Muchas afirmaciones de la Amoris lætitia necesitan ser aclaradas. Tante affermazioni che vanno chiarite. Éste es el título de un artículo publicado por el profesor Antonio Livi (= Livi), en la Nuova Bussola Quotidiana (13-04-2016). Lo tradujimos y publicamos en InfoCatólica (16-04-2016). En este artículo mío presente y en los que le seguirán, Dios mediante, citaré a este autor en varias ocasiones.

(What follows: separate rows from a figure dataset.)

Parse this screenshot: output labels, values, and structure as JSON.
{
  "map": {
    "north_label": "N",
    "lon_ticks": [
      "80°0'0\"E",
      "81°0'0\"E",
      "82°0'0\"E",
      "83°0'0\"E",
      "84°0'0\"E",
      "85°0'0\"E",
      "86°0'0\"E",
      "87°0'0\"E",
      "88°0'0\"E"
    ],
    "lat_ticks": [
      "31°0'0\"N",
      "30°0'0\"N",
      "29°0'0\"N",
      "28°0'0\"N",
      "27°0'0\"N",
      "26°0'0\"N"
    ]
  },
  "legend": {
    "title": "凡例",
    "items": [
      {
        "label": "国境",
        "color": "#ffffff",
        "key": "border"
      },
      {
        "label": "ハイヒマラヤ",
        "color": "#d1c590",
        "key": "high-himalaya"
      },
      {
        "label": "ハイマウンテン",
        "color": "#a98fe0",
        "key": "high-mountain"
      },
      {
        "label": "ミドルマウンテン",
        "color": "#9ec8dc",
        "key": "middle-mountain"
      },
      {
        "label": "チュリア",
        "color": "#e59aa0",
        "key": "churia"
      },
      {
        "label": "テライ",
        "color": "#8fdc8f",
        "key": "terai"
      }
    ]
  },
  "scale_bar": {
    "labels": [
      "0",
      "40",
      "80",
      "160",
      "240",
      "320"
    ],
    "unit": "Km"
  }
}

El profesor Antonio Livi (Prato, 1938-), sacerdote, discípulo de Étienne Gilson y colaborador de Cornelio Fabro, es autor de muchas publicaciones, director de la edición de las obras completas del Cardenal Giuseppe Siri, y profesor emérito de la Pontificia Universidad Lateranense, de la que fue Decano de Filosofía (2002-2008). Esta Universidad está especialmente vinculada a la Santa Sede. Juan Pablo II la llamó en una ocasión la «Universidad del Papa», y la eligió para fundar en ella el Pontificio Instituto Juan Pablo II, para estudios sobre el matrimonio y la familia.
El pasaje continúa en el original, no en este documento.